According to Indianapolis Colts general manager Chris Ballard on ‘The Colin Cowherd Podcast’, his team narrowly pulled of a draft weekend trade (hopefully, considered one day a heist) for coveted Maryland safety Nick Cross (Pick #96 by the Colts, after a trade up)—who was almost ‘gone in sixty seconds’, if not for some last minute heroics:
“So, I’ll give our (scouting, personnel, and analytics) staff a lot of credit,” Ballard said. “We really liked (Nick) Cross from Maryland who we took, and we ended up moving up in the third (round), we’re giving up a fifth (round pick) and a third next year to get Cross.”
“Colin, that happened (so fast), there was a minute left on the clock with Denver, and I just kept telling them, ‘Just keep calling. Just keep calling. Somebody will do it.’ And finally there was a minute on the clock, and Kevin (Rogers) yelled, ‘Hey, I got Denver, they’ll do the deal.’ And I mean, it (happened so fast), then you have to call the league, both teams have to call the league within a minute and get the kid (Cross) on the phone to make sure he’s around.”
“That was probably one of the funnest moments of the weekend for us because we didn’t expect we were going to get him. We’d already taken three really good players that we liked and then to get Cross at the end, that was kind of the ‘cherry on top’ for us.”

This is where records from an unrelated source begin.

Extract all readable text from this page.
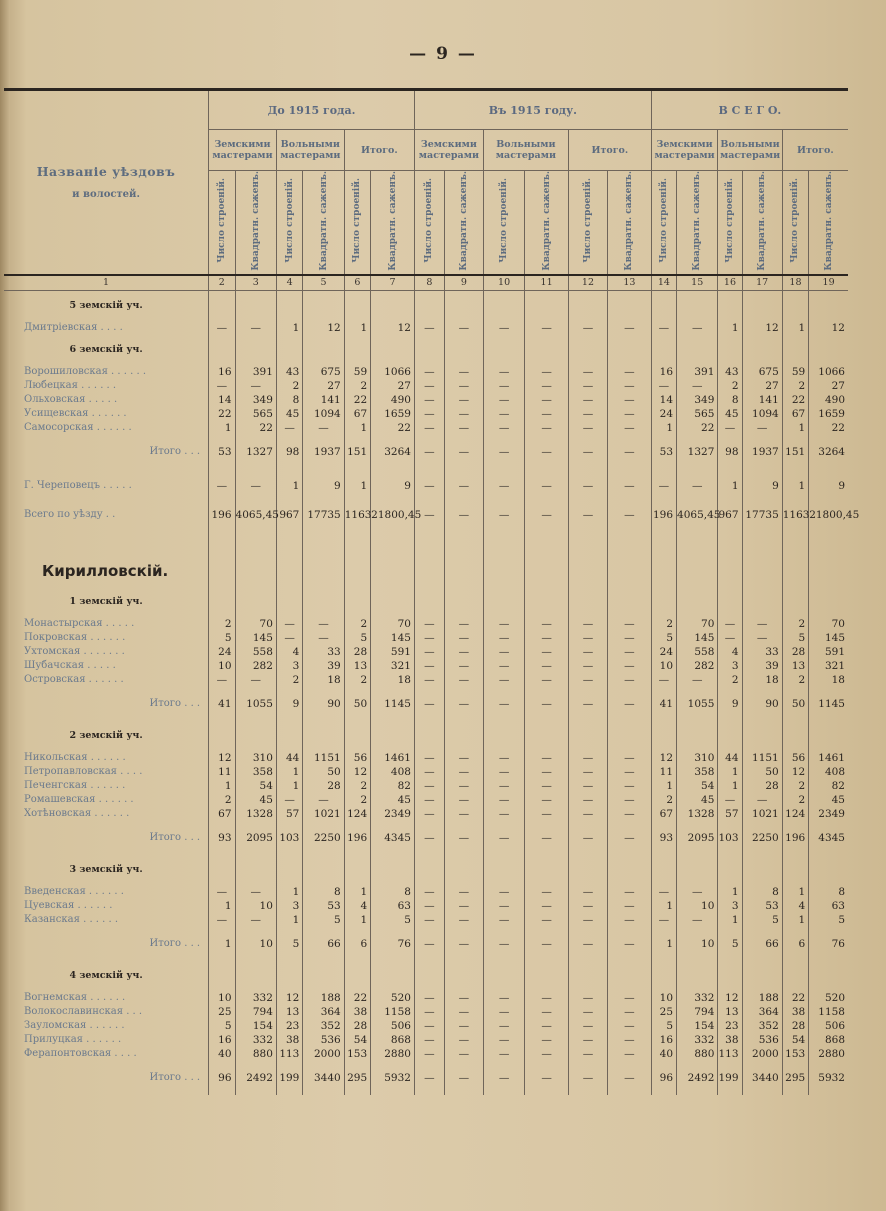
— 9 —
Названіе уѣздовъ
и волостей.	До 1915 года.						Въ 1915 году.						В С Е Г О.					
	Земскими мастерами		Вольными мастерами		Итого.		Земскими мастерами		Вольными мастерами		Итого.		Земскими мастерами		Вольными мастерами		Итого.	
	Число строеній.	Квадратн. саженъ.	Число строеній.	Квадратн. саженъ.	Число строеній.	Квадратн. саженъ.	Число строеній.	Квадратн. саженъ.	Число строеній.	Квадратн. саженъ.	Число строеній.	Квадратн. саженъ.	Число строеній.	Квадратн. саженъ.	Число строеній.	Квадратн. саженъ.	Число строеній.	Квадратн. саженъ.
1	2	3	4	5	6	7	8	9	10	11	12	13	14	15	16	17	18	19
5 земскій уч.																		
Дмитріевская . . . .	—	—	1	12	1	12	—	—	—	—	—	—	—	—	1	12	1	12
6 земскій уч.																		
Ворошиловская . . . . . .	16	391	43	675	59	1066	—	—	—	—	—	—	16	391	43	675	59	1066
Любецкая . . . . . .	—	—	2	27	2	27	—	—	—	—	—	—	—	—	2	27	2	27
Ольховская . . . . .	14	349	8	141	22	490	—	—	—	—	—	—	14	349	8	141	22	490
Усищевская . . . . . .	22	565	45	1094	67	1659	—	—	—	—	—	—	24	565	45	1094	67	1659
Самосорская . . . . . .	1	22	—	—	1	22	—	—	—	—	—	—	1	22	—	—	1	22
Итого . . .	53	1327	98	1937	151	3264	—	—	—	—	—	—	53	1327	98	1937	151	3264

Г. Череповецъ . . . . .	—	—	1	9	1	9	—	—	—	—	—	—	—	—	1	9	1	9

Всего по уѣзду . .	196	4065,45	967	17735	1163	21800,45	—	—	—	—	—	—	196	4065,45	967	17735	1163	21800,45
Кирилловскій.																		
1 земскій уч.																		
Монастырская . . . . .	2	70	—	—	2	70	—	—	—	—	—	—	2	70	—	—	2	70
Покровская . . . . . .	5	145	—	—	5	145	—	—	—	—	—	—	5	145	—	—	5	145
Ухтомская . . . . . . .	24	558	4	33	28	591	—	—	—	—	—	—	24	558	4	33	28	591
Шубачская . . . . .	10	282	3	39	13	321	—	—	—	—	—	—	10	282	3	39	13	321
Островская . . . . . .	—	—	2	18	2	18	—	—	—	—	—	—	—	—	2	18	2	18
Итого . . .	41	1055	9	90	50	1145	—	—	—	—	—	—	41	1055	9	90	50	1145
2 земскій уч.																		
Никольская . . . . . .	12	310	44	1151	56	1461	—	—	—	—	—	—	12	310	44	1151	56	1461
Петропавловская . . . .	11	358	1	50	12	408	—	—	—	—	—	—	11	358	1	50	12	408
Печенгская . . . . . .	1	54	1	28	2	82	—	—	—	—	—	—	1	54	1	28	2	82
Ромашевская . . . . . .	2	45	—	—	2	45	—	—	—	—	—	—	2	45	—	—	2	45
Хотѣновская . . . . . .	67	1328	57	1021	124	2349	—	—	—	—	—	—	67	1328	57	1021	124	2349
Итого . . .	93	2095	103	2250	196	4345	—	—	—	—	—	—	93	2095	103	2250	196	4345
3 земскій уч.																		
Введенская . . . . . .	—	—	1	8	1	8	—	—	—	—	—	—	—	—	1	8	1	8
Цуевская . . . . . .	1	10	3	53	4	63	—	—	—	—	—	—	1	10	3	53	4	63
Казанская . . . . . .	—	—	1	5	1	5	—	—	—	—	—	—	—	—	1	5	1	5
Итого . . .	1	10	5	66	6	76	—	—	—	—	—	—	1	10	5	66	6	76
4 земскій уч.																		
Вогнемская . . . . . .	10	332	12	188	22	520	—	—	—	—	—	—	10	332	12	188	22	520
Волокославинская . . .	25	794	13	364	38	1158	—	—	—	—	—	—	25	794	13	364	38	1158
Зауломская . . . . . .	5	154	23	352	28	506	—	—	—	—	—	—	5	154	23	352	28	506
Прилуцкая . . . . . .	16	332	38	536	54	868	—	—	—	—	—	—	16	332	38	536	54	868
Ферапонтовская . . . .	40	880	113	2000	153	2880	—	—	—	—	—	—	40	880	113	2000	153	2880
Итого . . .	96	2492	199	3440	295	5932	—	—	—	—	—	—	96	2492	199	3440	295	5932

It was a short snapshot of how rapidly things can move in an NFL Draft room on a pick-to-pick basis, where each second can be precious for a franchise’s fortunes and future.
As it stands—and in what was truly a finish line ending for the books, the Colts landed Cross, the 6’0”, 212 pound junior Terrapins safety (with 31 1/2” arms), who recorded 66 tackles (44 solo), 3.5 tackles for loss, 3.0 sacks, 3 interceptions, 2 passes defensed, and 2 forced fumbles during 12 starts in 2021.
Featuring a 4.34 forty time and a 37 inch vertical, Cross is incredibly athletic with a Relative Athletic Score [RAS] of 9.87 out of a maximum of 10.0—fitting in quite well with the rest of the Colts’ highly athletic draft class collectively.
With his exceptional range, ability to fly to the football and accelerate downhill—while delivering punishment to the opposing ball carrier in the process, he should be similar to current Colts safety Julian Blackmon in that regard—with at least some shades of the legendary Bob Sanders (but I won’t get too carried away for now).
However, it’s somewhat scary to think of how close Cross was to not becoming a member of the Indianapolis Colts at all this past draft weekend. It was a matter of sheer seconds.